Liquidation in finance and economics is the process of bringing a business to an end and distributing its assets to claimants. It is an event that usually occurs when a company cannot pay its obligations when they are due.
BVI News interviewed two persons in the territory who have been affected by these latest developments by the regional airline.
Concerned about refund
The first person, a Long Trench female expat who requested anonymity, said she is quite uncertain as to how she will return to her home country, Barbados.
She said that after COVID-19 had affected her employment status here in the BVI she had made the necessary arrangements to make her way back home.
“I’m concerned that I may not receive a refund as I would’ve booked my return flight with LIAT, which was my sure way home,” she stated.
“The airline’s liquidation will definitely affect me as not many regional airlines fly directly between Barbados and Tortola. This would require me to spend at least $500 or more to book another flight out of the territory,” she added.
Savings running low
As a former supervisor in the local hospitality industry, she said living in the territory was becoming increasingly difficult, especially with no available commercial flights departing Beef Island due to the borders being closed.
“It’s not a favourable situation as my contract was terminated due to COVID-19 and my work permit cancelled. However, I still have expenses and responsibilities. As long as I am here and with no active income, I have to rely on my savings which are running low.”
Not qualified for unemployment benefits
Following advice from the Immigration Department, she has been in pursuit of employment to help herself manage financially until flights resume to the territory.
“I am actively seeking employment. However, I’m often advised that I am overqualified. With regards to the unemployment programme, I do not qualify as I was not in the territory long enough. Therefore, I am a long way from home, unemployed with expenses and no way out,” she explained.
More than $400 credited on LIAT
In the meantime, a Road Town resident who also requested anonymity said he is extremely worried about whether he will be able to recoup his more-than-$400 airfare that was credited to his LIAT account after the airline had cancelled the vacation flight he had booked.
“I had planned to take my vacation in Barbados in the month of April and I would’ve booked a round trip in March, which cost me $429.70. After COVID-19 was declared a pandemic and started affecting various islands in the region, LIAT announced the cancellation of all flights and credited my account with the money for the ticket,” he said.

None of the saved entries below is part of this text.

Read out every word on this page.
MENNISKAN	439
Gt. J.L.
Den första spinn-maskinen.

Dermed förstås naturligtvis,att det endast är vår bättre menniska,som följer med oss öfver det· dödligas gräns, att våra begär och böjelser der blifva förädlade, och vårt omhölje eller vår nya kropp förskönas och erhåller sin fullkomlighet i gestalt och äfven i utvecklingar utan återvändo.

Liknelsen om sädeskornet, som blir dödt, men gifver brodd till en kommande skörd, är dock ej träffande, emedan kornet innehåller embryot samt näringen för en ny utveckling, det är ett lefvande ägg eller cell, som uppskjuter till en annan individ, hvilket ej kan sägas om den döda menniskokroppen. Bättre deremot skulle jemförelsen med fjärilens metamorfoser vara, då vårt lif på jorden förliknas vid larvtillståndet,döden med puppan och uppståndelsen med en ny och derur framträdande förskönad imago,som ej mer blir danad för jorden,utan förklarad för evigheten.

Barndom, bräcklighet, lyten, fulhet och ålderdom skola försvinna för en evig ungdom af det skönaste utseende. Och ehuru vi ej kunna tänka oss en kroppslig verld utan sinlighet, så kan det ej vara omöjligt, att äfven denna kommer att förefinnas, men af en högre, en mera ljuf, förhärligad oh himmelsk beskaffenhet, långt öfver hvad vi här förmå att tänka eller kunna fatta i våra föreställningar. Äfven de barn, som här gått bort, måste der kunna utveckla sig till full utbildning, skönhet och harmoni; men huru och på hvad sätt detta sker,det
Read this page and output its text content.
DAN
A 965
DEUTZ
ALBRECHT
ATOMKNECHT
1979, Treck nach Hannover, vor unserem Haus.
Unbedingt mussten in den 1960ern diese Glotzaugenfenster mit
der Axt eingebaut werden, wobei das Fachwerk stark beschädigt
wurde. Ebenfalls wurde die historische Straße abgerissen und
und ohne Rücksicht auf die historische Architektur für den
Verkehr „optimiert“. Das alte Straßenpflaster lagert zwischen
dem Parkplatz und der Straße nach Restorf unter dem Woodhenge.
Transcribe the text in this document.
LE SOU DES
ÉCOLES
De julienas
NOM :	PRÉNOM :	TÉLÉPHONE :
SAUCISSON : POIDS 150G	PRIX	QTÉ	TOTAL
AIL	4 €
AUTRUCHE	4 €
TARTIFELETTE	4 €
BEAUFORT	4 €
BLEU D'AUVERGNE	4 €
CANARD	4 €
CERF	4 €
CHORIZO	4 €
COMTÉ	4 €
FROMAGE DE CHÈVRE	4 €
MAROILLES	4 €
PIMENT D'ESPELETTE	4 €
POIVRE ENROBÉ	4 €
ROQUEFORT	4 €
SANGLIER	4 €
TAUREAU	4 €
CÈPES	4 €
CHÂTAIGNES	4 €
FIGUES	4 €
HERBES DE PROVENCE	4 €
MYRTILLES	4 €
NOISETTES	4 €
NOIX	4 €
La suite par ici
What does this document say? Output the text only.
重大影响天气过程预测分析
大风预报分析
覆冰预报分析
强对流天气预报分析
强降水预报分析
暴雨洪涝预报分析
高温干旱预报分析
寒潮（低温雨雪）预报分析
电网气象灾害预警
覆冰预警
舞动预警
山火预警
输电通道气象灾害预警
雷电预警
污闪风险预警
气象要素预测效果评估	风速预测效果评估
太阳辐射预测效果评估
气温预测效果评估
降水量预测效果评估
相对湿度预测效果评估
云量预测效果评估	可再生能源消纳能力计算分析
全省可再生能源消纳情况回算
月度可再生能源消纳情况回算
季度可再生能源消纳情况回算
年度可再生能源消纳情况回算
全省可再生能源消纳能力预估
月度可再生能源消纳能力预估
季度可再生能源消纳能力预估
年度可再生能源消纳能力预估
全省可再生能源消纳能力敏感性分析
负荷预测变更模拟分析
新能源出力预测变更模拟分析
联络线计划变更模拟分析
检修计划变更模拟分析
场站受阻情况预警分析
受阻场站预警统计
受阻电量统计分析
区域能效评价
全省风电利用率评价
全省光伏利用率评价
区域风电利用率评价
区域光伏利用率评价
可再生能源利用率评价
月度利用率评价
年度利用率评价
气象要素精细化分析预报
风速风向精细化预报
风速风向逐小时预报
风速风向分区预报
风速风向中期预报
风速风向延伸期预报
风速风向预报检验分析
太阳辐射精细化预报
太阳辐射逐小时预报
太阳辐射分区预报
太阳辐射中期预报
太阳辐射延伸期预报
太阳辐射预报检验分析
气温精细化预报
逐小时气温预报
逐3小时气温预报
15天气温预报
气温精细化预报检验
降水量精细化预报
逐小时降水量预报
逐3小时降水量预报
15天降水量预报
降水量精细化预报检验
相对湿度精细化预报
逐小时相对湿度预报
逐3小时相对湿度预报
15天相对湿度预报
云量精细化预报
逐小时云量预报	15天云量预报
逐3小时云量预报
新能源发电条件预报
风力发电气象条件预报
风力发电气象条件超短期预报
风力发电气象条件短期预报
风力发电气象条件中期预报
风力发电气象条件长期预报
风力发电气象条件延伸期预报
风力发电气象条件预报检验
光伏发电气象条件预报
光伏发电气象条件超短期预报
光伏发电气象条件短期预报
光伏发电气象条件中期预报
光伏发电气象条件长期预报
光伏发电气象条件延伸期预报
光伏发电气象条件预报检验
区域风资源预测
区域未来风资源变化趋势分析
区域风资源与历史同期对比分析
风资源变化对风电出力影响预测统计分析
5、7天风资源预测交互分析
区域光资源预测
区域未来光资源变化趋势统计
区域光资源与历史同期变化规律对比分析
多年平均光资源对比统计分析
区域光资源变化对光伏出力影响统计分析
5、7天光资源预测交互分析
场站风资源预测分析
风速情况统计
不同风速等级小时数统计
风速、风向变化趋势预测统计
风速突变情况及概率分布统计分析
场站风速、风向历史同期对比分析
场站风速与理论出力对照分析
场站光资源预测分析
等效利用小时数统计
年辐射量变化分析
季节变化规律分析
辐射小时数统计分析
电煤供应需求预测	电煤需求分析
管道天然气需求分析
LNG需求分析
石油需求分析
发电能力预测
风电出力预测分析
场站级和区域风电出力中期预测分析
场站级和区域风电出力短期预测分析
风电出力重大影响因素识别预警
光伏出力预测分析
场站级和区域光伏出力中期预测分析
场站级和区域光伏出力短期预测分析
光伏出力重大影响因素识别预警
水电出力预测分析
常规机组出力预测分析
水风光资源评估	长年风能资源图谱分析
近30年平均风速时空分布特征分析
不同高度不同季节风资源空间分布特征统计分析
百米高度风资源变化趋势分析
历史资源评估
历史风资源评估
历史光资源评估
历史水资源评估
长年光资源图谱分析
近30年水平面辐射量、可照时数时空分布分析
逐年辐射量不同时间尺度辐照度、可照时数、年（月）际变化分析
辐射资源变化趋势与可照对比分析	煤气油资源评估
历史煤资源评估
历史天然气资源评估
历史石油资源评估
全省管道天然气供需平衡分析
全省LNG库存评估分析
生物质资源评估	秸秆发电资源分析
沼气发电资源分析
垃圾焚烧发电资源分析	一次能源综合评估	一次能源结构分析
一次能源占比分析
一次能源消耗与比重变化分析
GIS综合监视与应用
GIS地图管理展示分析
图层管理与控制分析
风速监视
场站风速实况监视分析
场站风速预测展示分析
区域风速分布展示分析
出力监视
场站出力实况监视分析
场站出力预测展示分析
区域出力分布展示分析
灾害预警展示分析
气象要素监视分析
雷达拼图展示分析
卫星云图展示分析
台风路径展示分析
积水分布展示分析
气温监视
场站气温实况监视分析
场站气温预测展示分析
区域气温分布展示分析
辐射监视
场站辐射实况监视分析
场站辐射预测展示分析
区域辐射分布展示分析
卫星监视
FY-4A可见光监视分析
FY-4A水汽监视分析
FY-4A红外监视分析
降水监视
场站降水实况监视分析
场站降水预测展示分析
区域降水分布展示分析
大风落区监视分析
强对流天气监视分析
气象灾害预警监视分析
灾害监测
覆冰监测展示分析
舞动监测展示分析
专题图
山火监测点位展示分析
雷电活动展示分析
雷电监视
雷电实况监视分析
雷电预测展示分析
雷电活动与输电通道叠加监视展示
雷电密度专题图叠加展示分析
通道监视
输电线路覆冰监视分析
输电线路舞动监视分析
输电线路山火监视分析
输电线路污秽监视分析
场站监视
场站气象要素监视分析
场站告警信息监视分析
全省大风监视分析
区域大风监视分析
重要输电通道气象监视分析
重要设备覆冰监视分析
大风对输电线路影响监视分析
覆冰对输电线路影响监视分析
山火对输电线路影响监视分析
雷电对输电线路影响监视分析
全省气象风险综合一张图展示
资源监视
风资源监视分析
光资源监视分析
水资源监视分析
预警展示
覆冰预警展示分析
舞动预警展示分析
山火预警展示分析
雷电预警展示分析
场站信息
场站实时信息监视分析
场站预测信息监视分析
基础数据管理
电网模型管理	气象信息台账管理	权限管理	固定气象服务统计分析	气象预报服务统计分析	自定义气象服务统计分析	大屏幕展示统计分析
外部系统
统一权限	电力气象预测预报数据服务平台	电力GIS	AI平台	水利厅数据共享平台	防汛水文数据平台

“At first I was looking forward to the resumption of their flights after many borders in the territory had started reopening, but after several postponements of their resumption of flights, then hearing the news of a possible liquidation of the airline, that’s where my worries started,” he added.
Account on Webpage no longer available.
The Road Town resident, who told BVI News he was still gainfully employed, said he had decided to browse his account on LIAT’s website but was caught by surprise when he saw that everything had been removed.
“I decided that I would go and see what flights were available, but was met with an unusual message from the site and nowhere to possibly log in. At first, I felt that the site may have been down temporarily due to it being updated. But after revisiting couple days after following the news of it facing liquidation and seeing the same message, that was when it hit me that my money may be lost.”
“I called LIAT’s hotline but was told that the webpage would be back up within a week, but even after a week had gone, nothing of the norm had returned to the page,” he further said.
Customers left in the dark/Indefinite suspension of flight
Meanwhile, in a Friday July 10 publication on LIAT’s Facebook page, the regional airline made an announcement that further left their customers in the dark.
While confirming that the company was facing the possibility of being liquidated, LIAT made no mention of whether customers will be refunded or whether flights will ever resume.
“While the Board and shareholders have considered numerous proposals to safeguard the survival of LIAT, the COVID-19 crisis has created unprecedented challenges. These challenges have led to options which include a proposal to liquidate the airline,” the statement read.
It added: “Further information about LIAT’s future will only be available after LIAT’s next Annual General Meeting which has not yet been scheduled. As a result, we deeply regret that we are unable to provide any further information to assure you but promise to update you as soon as a decision has been made.”
LIAT is, therefore, asking all customers to continue to monitor their page for all future updates.